Des troupes russes sont d’ores et déjà rentrées pour «maintenir la paix» dans les républiques séparatistes. Est-ce le prélude à une invasion du reste de l’Ukraine?
Je continue à ne pas croire à une invasion massive de l’Ukraine, qui est avec ses 40 millions d’habitants un bien trop gros morceau pour la Russie. Certes, l’équilibre des forces militaires est clairement en faveur de Moscou, mais une invasion serait très coûteuse pour la Russie en pertes humaines, mais aussi à cause des sanctions économiques qui ne manqueraient pas d’être décidées par les Américains et les Européens. Dans l’immédiat, la reconnaissance des deux républiques ne change pas fondamentalement la donne sur le terrain. La Russie avait déjà accès militairement aux deux territoires. Cette présence est désormais ouverte, officiellement pour protéger les républiques. Mais on imagine mal l’Ukraine se lancer à leur reconquête. Le président ukrainien Volodymyr Zelensky fait preuve d’un sang froid remarquable.
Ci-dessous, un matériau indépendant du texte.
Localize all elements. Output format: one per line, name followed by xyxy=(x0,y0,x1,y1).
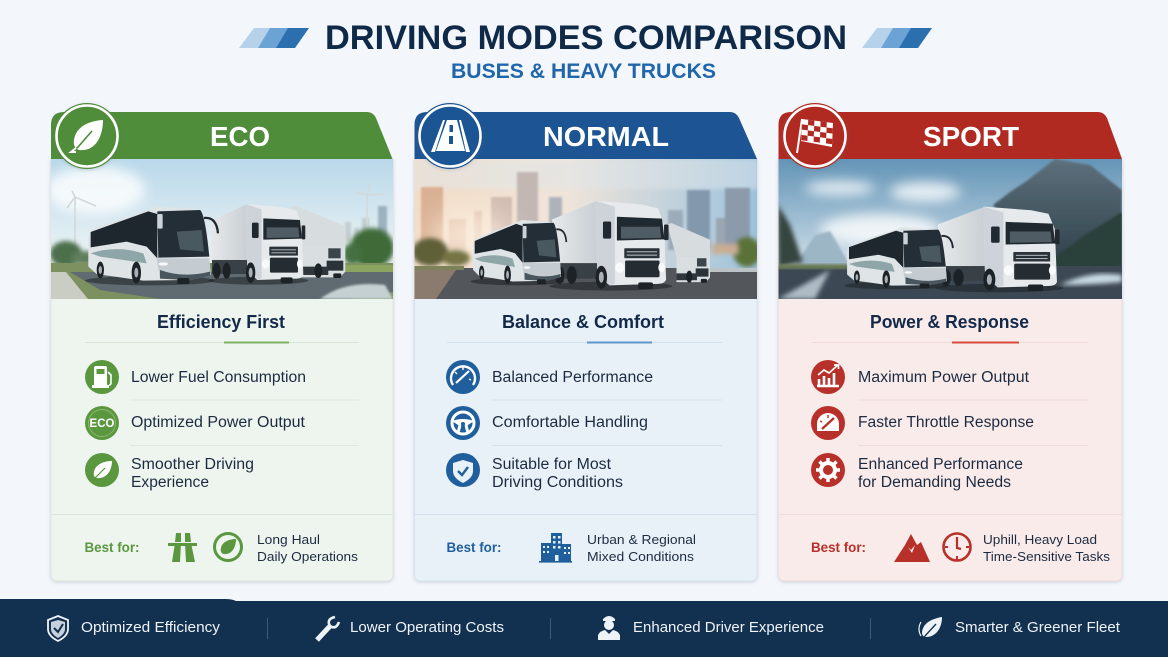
icon: shield check xyxy=(446,453,480,487)
icon: gear xyxy=(811,453,845,487)
icon: fuel pump xyxy=(85,360,119,394)
icon: leaf ring xyxy=(214,534,242,560)
best for: Long Haul xyxy=(257,532,320,547)
decorative right stripes icon xyxy=(862,28,932,48)
section heading: Efficiency First xyxy=(157,312,285,332)
eco photo xyxy=(45,159,394,300)
mode banner xyxy=(414,112,757,159)
feature list: Experience xyxy=(131,474,209,491)
mode title: SPORT xyxy=(923,121,1019,152)
icon: checkered flag badge xyxy=(782,103,848,169)
card body xyxy=(414,159,757,581)
icon: eco: ECO xyxy=(90,418,115,430)
feature list xyxy=(85,360,359,491)
feature list: Suitable for Most xyxy=(492,456,612,473)
feature list: for Demanding Needs xyxy=(858,474,1011,491)
mode banner xyxy=(778,112,1122,159)
subtitle: BUSES & HEAVY TRUCKS xyxy=(451,60,716,83)
sport photo xyxy=(778,159,1123,299)
feature list xyxy=(811,360,1088,491)
panel: normal xyxy=(412,103,761,581)
feature list: Smoother Driving xyxy=(131,456,254,473)
feature list: Optimized Power Output xyxy=(131,414,306,431)
icon: wrench xyxy=(317,617,339,640)
icon: shield xyxy=(48,616,68,641)
icon: throttle gauge xyxy=(811,406,845,440)
icon: leaf badge xyxy=(54,103,120,169)
best for xyxy=(446,532,696,564)
best for xyxy=(811,532,1111,564)
mode banner xyxy=(51,112,392,159)
footer bar: Smarter & Greener Fleet xyxy=(955,620,1120,636)
icon: city buildings xyxy=(539,533,572,563)
icon: road badge xyxy=(417,103,483,169)
feature list: Comfortable Handling xyxy=(492,414,648,431)
panel: eco xyxy=(45,103,394,581)
normal photo xyxy=(412,159,761,299)
icon: mountain xyxy=(894,534,930,562)
footer bar: Lower Operating Costs xyxy=(350,620,504,636)
icon: eco xyxy=(85,406,119,440)
best for: Time-Sensitive Tasks xyxy=(983,549,1111,564)
section heading: Power & Response xyxy=(870,312,1029,332)
feature list: Lower Fuel Consumption xyxy=(131,369,306,386)
mode title: ECO xyxy=(210,121,270,152)
best for: Daily Operations xyxy=(257,549,359,564)
best for: Uphill, Heavy Load xyxy=(983,532,1097,547)
feature list: Maximum Power Output xyxy=(858,369,1030,386)
feature list xyxy=(446,360,722,491)
icon: leaf xyxy=(85,453,119,487)
footer bar xyxy=(0,599,1168,657)
best for: Best for: xyxy=(446,540,502,555)
footer bar: Optimized Efficiency xyxy=(81,620,221,636)
best for: Urban & Regional xyxy=(587,532,696,547)
best for: Mixed Conditions xyxy=(587,549,695,564)
feature list: Balanced Performance xyxy=(492,369,653,386)
decorative left stripes icon xyxy=(239,28,309,48)
icon: steering wheel xyxy=(446,406,480,440)
card body xyxy=(778,159,1122,581)
icon: highway xyxy=(168,533,197,562)
footer bar: Enhanced Driver Experience xyxy=(633,620,824,636)
feature list: Enhanced Performance xyxy=(858,456,1023,473)
icon: leaf xyxy=(919,617,942,640)
icon: driver xyxy=(598,616,620,640)
best for: Best for: xyxy=(811,540,866,555)
heading: DRIVING MODES COMPARISON xyxy=(325,19,847,57)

La Russie a annexé la Crimée en 2014 et a soutenu les séparatistes dans l’est de l’Ukraine, dont elle reconnaît aujourd’hui l’indépendance avant peut-être d’acter leur rattachement à la Russie. Quelle pourrait être la prochaine étape de cette stratégie de grignotage?
Le grignotage vise précisément à absorber de petits morceaux. L’annexion de la Crimée, en raison de son caractère et de son passé russes, était relativement aisée. On ne saura jamais si le résultat du référendum sur le rattachement à la Russie aurait été différent s’il avait pu se tenir dans des conditions apaisées. Dans les autres régions, c’est une autre histoire. Même si le sentiment national ukrainien est relativement récent, il date du XIXe siècle, il a été dopé par les actions russes depuis 2014. Les russophones ne sont pas automatiquement favorables à la Russie. Un peu comme les Suisses romands qui ne désirent pas pour autant être Français.
Dans son discours de lundi, Vladimir Poutine remet en question l’idée même d’une nation ukrainienne. N’est-ce pas lourd de menaces?
Quand j’étais ambassadeur à Moscou, j’ai été frappé chez mes interlocuteurs par leur conception très essentialiste de la nation. Pour eux, les grandes nations, comme la Russie, la France ou l’Allemagne, ont toujours existé et sont éternelles. Selon cette vision, la Russie est née à Kiev et l’Ukraine, une jeune nation comme la Suisse, fait partie de la nation russe. Mais cette lecture relève davantage du mythe que de la réalité historique. Elle est aussi paradoxale, car la Russie est elle-même un pays très divers et qui a évolué au fil des siècles. Surtout, il appartient aux Ukrainiens de décider pour eux-mêmes. La Russie les considère comme des petits frères mais brandit des moyens militaires, encore un paradoxe.
Dans le contexte actuel, un statut de neutralité pour l’Ukraine peut-il encore être une solution?
Avec les derniers événements, la neutralité est devenue un gros mot en Ukraine. Elle résonne comme un lâchage de la part des soutiens étrangers du pays. Même si objectivement, de par sa situation géographique, une neutralité de l’Ukraine serait une bonne solution. Historiquement, les autres pays neutres en Europe, comme la Suisse, l’Autriche ou la Finlande s’en sont bien tirés, même si ce statut leur a été imposé par les grandes puissances. Pour être effective, la neutralité doit être garantie par les puissances. Les Belges se sont déclarés neutres pendant les deux guerres mondiales mais cela ne les a pas empêchés d’être envahis.